(Taiwan, ROC) -- Legislatif Hongkong meloloskan pembacaan ketiga dari rancangan paket undang-undang baru yang dikenal sebagai Pasal 23 yang menetapkan dengan jelas mengenai definisi dan hukuman dari berbagai kejahatan yang terkait keamanan nasional. Menteri Transportasi Wang Kwo-tsai (王國材) hari ini (22/3) menyampaikan hal tersebut, Dewan Urusan Daratan Tiongkok (MAC) dan Ditjen Pariwisata mengingatkan pada warga Taiwan untuk berhati-hati apabila ingin bepergian ke Hongkong, jika memiliki perilaku terkait, ia merasa lebih baik tidak ke Hongkong.

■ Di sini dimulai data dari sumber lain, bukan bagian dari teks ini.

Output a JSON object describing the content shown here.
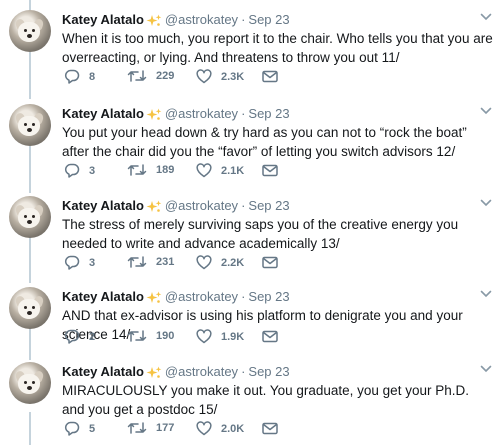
{
  "author": {
    "name": "Katey Alatalo",
    "handle": "@astrokatey",
    "separator": "·"
  },
  "icons": {
    "reply": "reply-bubble-icon",
    "retweet": "retweet-icon",
    "like": "heart-icon",
    "dm": "envelope-icon",
    "caret": "chevron-down-icon",
    "badge": "sparkle-emoji-icon"
  },
  "colors": {
    "text": "#14171a",
    "muted": "#657786",
    "thread_line": "#c5d3dc",
    "sparkle": "#f6c343"
  },
  "tweets": [
    {
      "date": "Sep 23",
      "text": "When it is too much, you report it to the chair. Who tells you that you are overreacting, or lying. And threatens to throw you out 11/",
      "replies": "8",
      "retweets": "229",
      "likes": "2.3K"
    },
    {
      "date": "Sep 23",
      "text": "You put your head down & try hard as you can not to “rock the boat” after the chair did you the “favor” of letting you switch advisors 12/",
      "replies": "3",
      "retweets": "189",
      "likes": "2.1K"
    },
    {
      "date": "Sep 23",
      "text": "The stress of merely surviving saps you of the creative energy you needed to write and advance academically 13/",
      "replies": "3",
      "retweets": "231",
      "likes": "2.2K"
    },
    {
      "date": "Sep 23",
      "text": "AND that ex-advisor is using his platform to denigrate you and your science 14/",
      "replies": "2",
      "retweets": "190",
      "likes": "1.9K"
    },
    {
      "date": "Sep 23",
      "text": "MIRACULOUSLY you make it out. You graduate, you get your Ph.D. and you get a postdoc 15/",
      "replies": "5",
      "retweets": "177",
      "likes": "2.0K"
    }
  ]
}
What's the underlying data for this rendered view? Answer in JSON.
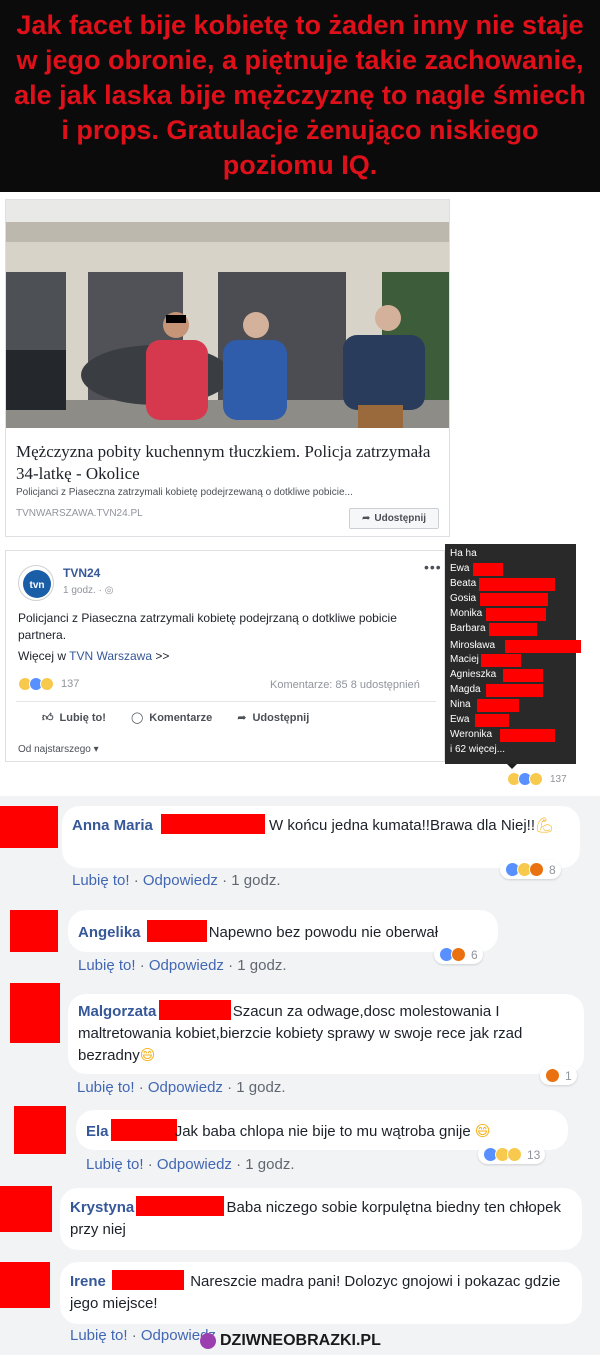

Legislatif Hongkong meloloskan pembacaan ketiga “Rancangan Paket Undang-Undang Baru Melindungi Keamanan Nasional” pada tanggal 19 Maret 2024, merupakan UUD Pasal 23 yang mengatur definisi dan hukuman bagi kejahatan berupa pengkhianatan, niat penghasut, pencurian rahasia negara, mata-mata, dan campur tangan dari luar serta tindakan kejahatan lainnya. Dunia mengkhawatirkan hal ini merupakan satu langkah untuk penyusutan bagi kebebasan demokrasi Hongkong
Menteri Transportasi Wang Kwo-tsai dalam rapat interpelasi di Yuan Legislatif pada hari ini, 22 Maret 2024 mengatakan, “Sekarang ini wisatawan FIT dan grup boleh berwisata ke Hongkong, peraturan seperti ini sebenarnya juga membuat masyarakat untuk waspada. MAC, Ditjen Pariwisata secara khusus mengingatkan warga yang ingin ke Hongkong, jika Hongkong melakukan pembatasan yang begitu ketat maka kita harus berhati-hati, apabila ada tindakan yang serupa, lebih baik tidak ke sana.”